Herewith, the signs you need to watch out for if you don’t want to get duped by a bogus online seller.
They post stolen photos.
Legit sellers will most likely have their own lookbook and product shots for online marketing. Occasionally, they’d also proudly regram OOTDs of their happy customers wearing their items. It’s an entirely different scenario when an online store steals photos from famous celebrities, bloggers, or competing sellers even, claiming that they are offering the exact same product. Chances are, you’ll just end up swindled.
They're followed by dummy accounts.
A lot of online shoppers fall for this trick, but you shouldn’t recklessly trust an IG-based store solely because it has a follower count that ends with a letter K. At this age, followers can be bought with just one click of a button, and it’s fairly easy to tell which ones are just dummy accounts. Legit sellers have real followers who are actual people just like you.
They go AWOL on previous buyers.
A positive testimonial from a previous buyer is also one way to figure out if you’re dealing with a trusted seller. Try to check on the online store’s history and its past transactions. Perhaps one of its customers has at least acknowledged receipt of an item and managed to write a thank-you note. But if all you see are comments saying “where’s my order?” and “please reply,” that right there is a red flag.
The account is on private.
We’re not saying that all online stores on private are automatically bogus, because to be fair, some real ones do that for strange, unknown reasons. But more often than not, these accounts filter their followers because they’ve got something to hide. And besides, if a customer wants to go shopping and take a look at what the store has to offer now, why would she have to wait until her follower request gets approved first? Might as well check out the goods elsewhere.

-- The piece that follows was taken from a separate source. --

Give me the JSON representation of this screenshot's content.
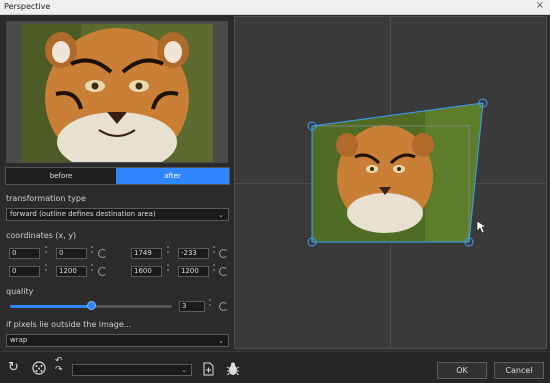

The account name is an alias.
We’re not saying you should stalk the store owner and befriend him/her on Facebook, but try to at least investigate and see if his/her Viber account has a profile photo, or if the account name on its bank details corresponds to a real person - perhaps another Instagram user who seems to have a social life.
They are unpleasant to transact with.
Who’d want to do business with a grumpy seller, anyway? But here’s the case: Real sellers encourage interaction in their platform. They’d enthusiastically reply on your comments and get back to you regarding your inquiries as soon as they can, be it about shipping fees or product sizes, because that’s how it should be when you’re running a business. On the other hand, a bogus seller tends to prohibit comments on their account, bar incoming calls, and worse, block someone who’s simply following up on a purchase. Now that’s shady!